USDA's Joint Ag Weather Facility says in the Corn Belt, a low-pressure system crossing the Mississippi Valley is producing widespread rain showers. "Early today, some of the heaviest rain is falling across northern Illinois and southern Wisconsin," USDA explains. Despite a recent warming trend, especially in the southern Corn Belt, spring fieldwork is off to a slow start, according to USDA.
In the West, USDA reports a spring storm is gradually becoming organized across the southern Great Basin. "The developing storm is already producing windy conditions and widespread rain and snow showers, primarily from the Sierra Nevada to the Intermountain West," USDA continues. In conjunction with the storm, the West’s recent warm spell has ended, USDA explains.

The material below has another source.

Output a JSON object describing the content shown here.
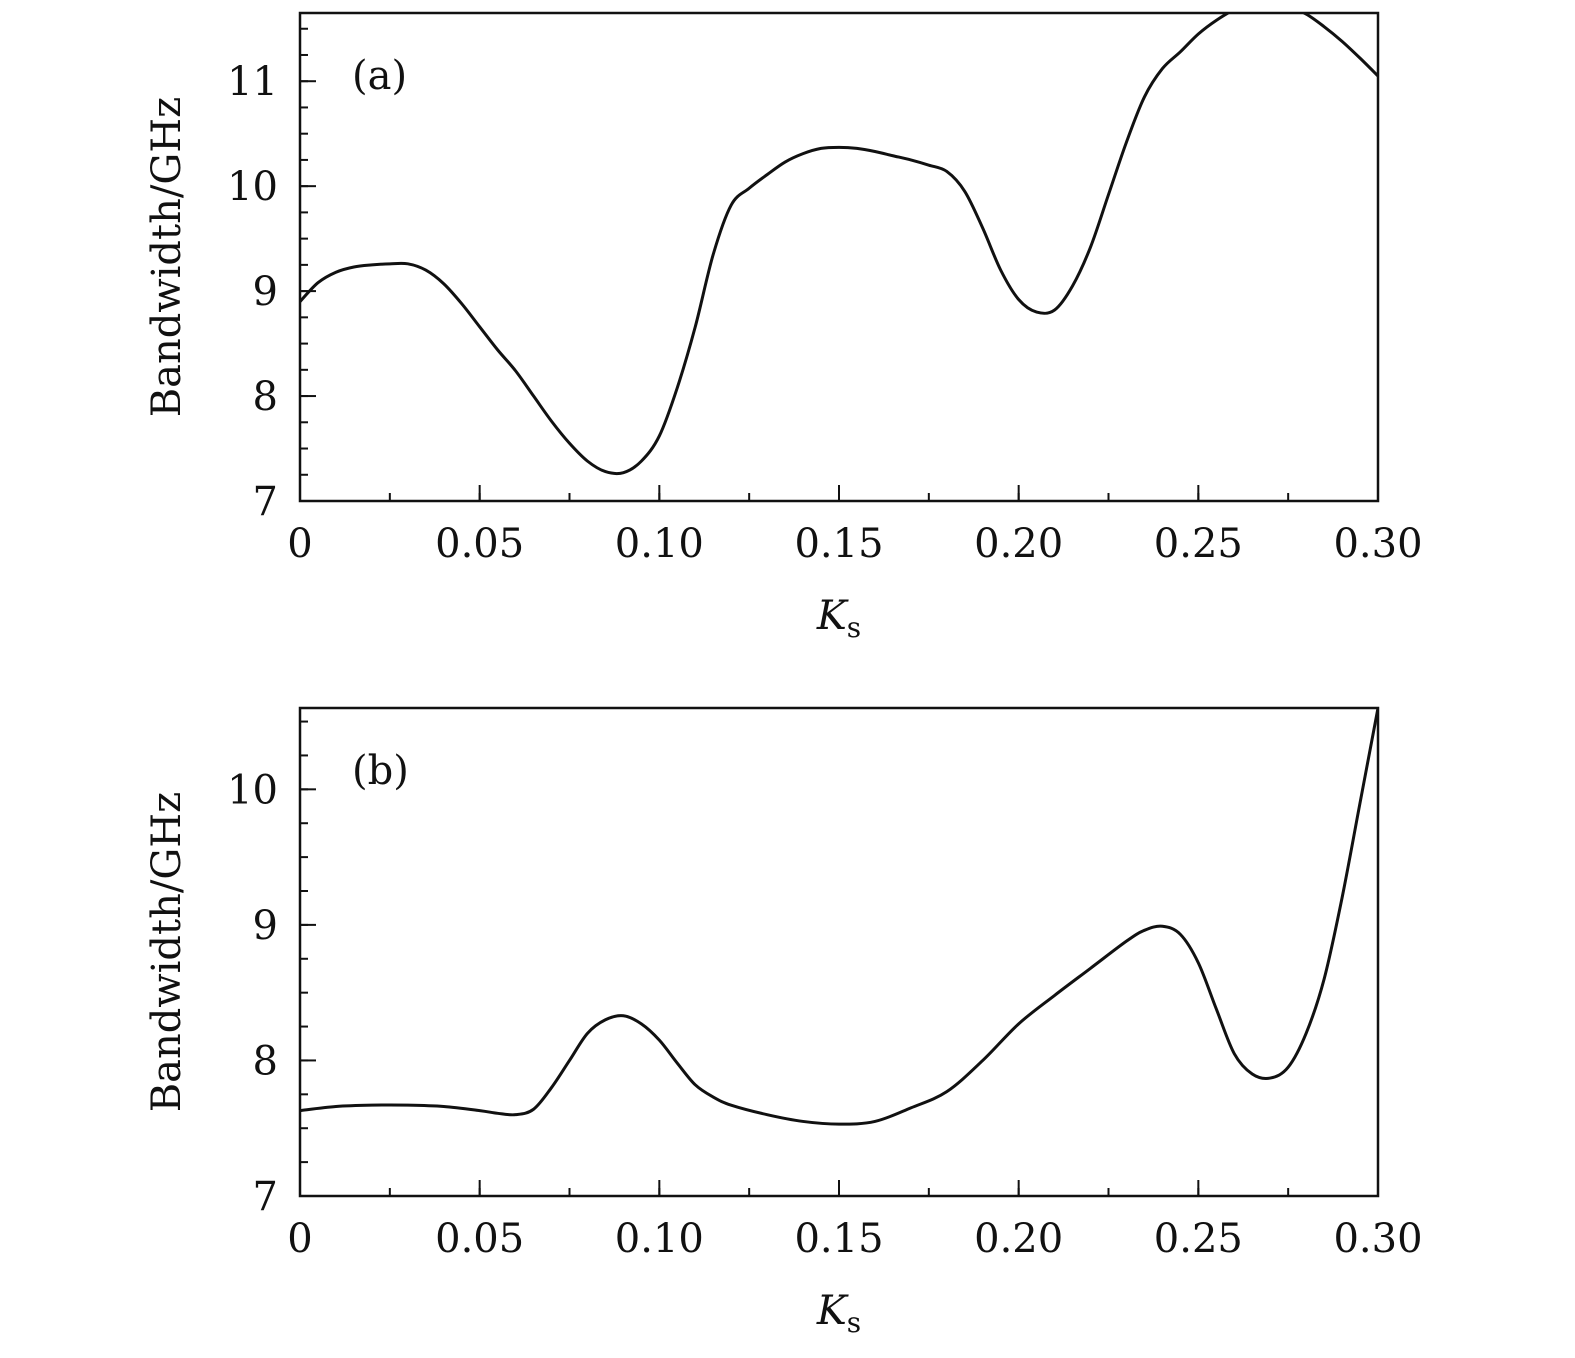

On the Plains, USDA says snow is falling across parts of Montana and North Dakota. "In stark contrast, very warm, breezy conditions persist on the southern High Plains, maintaining stress on rangeland, pastures, and winter wheat, as well as increasing the risk of wildfires," USDA elaborates. Across the remainder of the region, cloudiness is increasing in advance of an approaching storm system, while dense fog has developed in some areas from South Dakota to Kansas, according to USDA.

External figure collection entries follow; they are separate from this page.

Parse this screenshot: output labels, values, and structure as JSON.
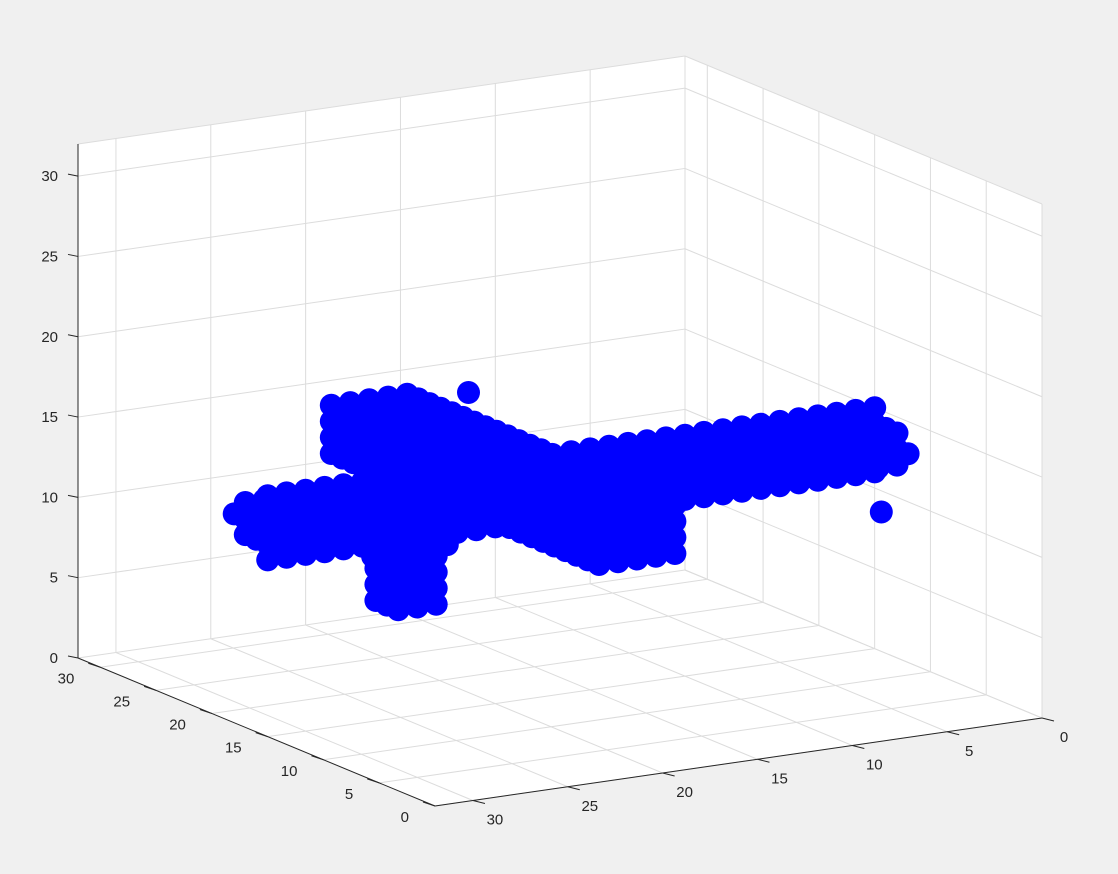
{
  "figure": {
    "background": "#f0f0f0",
    "axes_background": "#ffffff"
  },
  "chart_data": {
    "type": "scatter",
    "title": "",
    "xlabel": "",
    "ylabel": "",
    "zlabel": "",
    "projection": "3d",
    "grid": true,
    "box": true,
    "xlim": [
      0,
      32
    ],
    "ylim": [
      0,
      32
    ],
    "zlim": [
      0,
      32
    ],
    "xticks": [
      0,
      5,
      10,
      15,
      20,
      25,
      30
    ],
    "yticks": [
      0,
      5,
      10,
      15,
      20,
      25,
      30
    ],
    "zticks": [
      0,
      5,
      10,
      15,
      20,
      25,
      30
    ],
    "xtick_labels": [
      "0",
      "5",
      "10",
      "15",
      "20",
      "25",
      "30"
    ],
    "ytick_labels": [
      "0",
      "5",
      "10",
      "15",
      "20",
      "25",
      "30"
    ],
    "ztick_labels": [
      "0",
      "5",
      "10",
      "15",
      "20",
      "25",
      "30"
    ],
    "marker": "filled-circle",
    "marker_color": "#0000ff",
    "grid_color": "#dcdcdc",
    "axis_color": "#262626",
    "series": [
      {
        "values_note": "",
        "points": []
      }
    ]
  }
}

In the South, USDA says warm, dry weather favors fieldwork and a rapid crop development pace. "Most of the South has adequate soil moisture; notable exceptions include southern Texas and Florida’s peninsula, although most of southern Florida received at least 1 to 2 inches of rain late last week," USDA continues.

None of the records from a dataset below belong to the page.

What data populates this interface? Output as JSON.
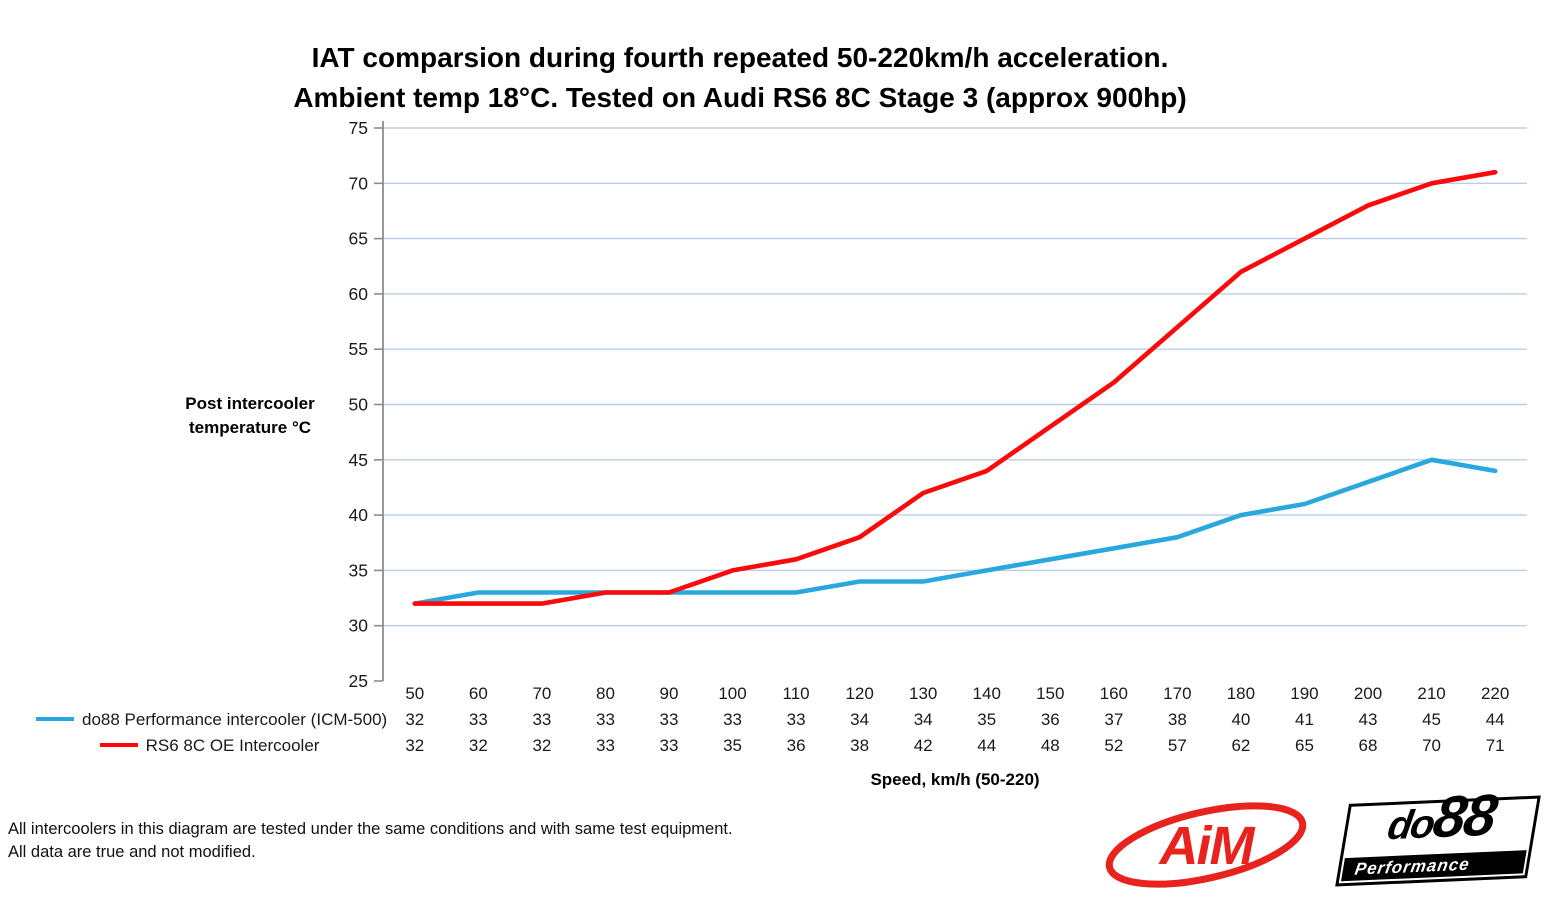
{
  "title": {
    "line1": "IAT comparsion during fourth repeated 50-220km/h acceleration.",
    "line2": "Ambient temp 18°C. Tested on Audi RS6 8C Stage 3 (approx 900hp)"
  },
  "chart_data": {
    "type": "line",
    "x": [
      50,
      60,
      70,
      80,
      90,
      100,
      110,
      120,
      130,
      140,
      150,
      160,
      170,
      180,
      190,
      200,
      210,
      220
    ],
    "series": [
      {
        "name": "do88 Performance intercooler (ICM-500)",
        "color": "#29A8E0",
        "values": [
          32,
          33,
          33,
          33,
          33,
          33,
          33,
          34,
          34,
          35,
          36,
          37,
          38,
          40,
          41,
          43,
          45,
          44
        ]
      },
      {
        "name": "RS6 8C OE Intercooler",
        "color": "#FA0A0A",
        "values": [
          32,
          32,
          32,
          33,
          33,
          35,
          36,
          38,
          42,
          44,
          48,
          52,
          57,
          62,
          65,
          68,
          70,
          71
        ]
      }
    ],
    "ylabel": [
      "Post intercooler",
      "temperature °C"
    ],
    "xlabel": "Speed, km/h (50-220)",
    "ylim": [
      25,
      75
    ],
    "ytick_step": 5,
    "grid": true,
    "legend_position": "table-left",
    "gridline_color": "#BBCDE5",
    "axis_color": "#8C8C8C",
    "table_border_color": "#808080"
  },
  "footer": {
    "line1": "All intercoolers in this diagram are tested under the same conditions and with same test equipment.",
    "line2": "All data are true and not modified."
  },
  "logos": {
    "aim": {
      "text": "AiM",
      "color": "#E8231E"
    },
    "do88": {
      "text_do": "do",
      "text_88": "88",
      "subtext": "Performance",
      "color": "#000000"
    }
  }
}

In its outlook, USDA says during the next several days, a strong storm will generate active weather. "The slow-moving storm will cross the Southern Plains on Tuesday and reach the Corn Belt by Thursday," USDA reports. Toward week’s end, the low-pressure system will exit the New England coast, USDA adds. "Five-day precipitation totals could reach 2 to 4 inches, with locally higher amounts, from eastern Nebraska into the northern Mid-Atlantic states, and in the states bordering the middle and lower Mississippi River," USDA details. Meanwhile, heavy snow can be expected from the Intermountain West into the upper Midwest, USDA adds. "Elsewhere, windy conditions and wildfires will remain a threat across parts of the southern High Plains and the Southwest, while locally severe thunderstorms will march eastward from the Central and Southern Plains," according to USDA.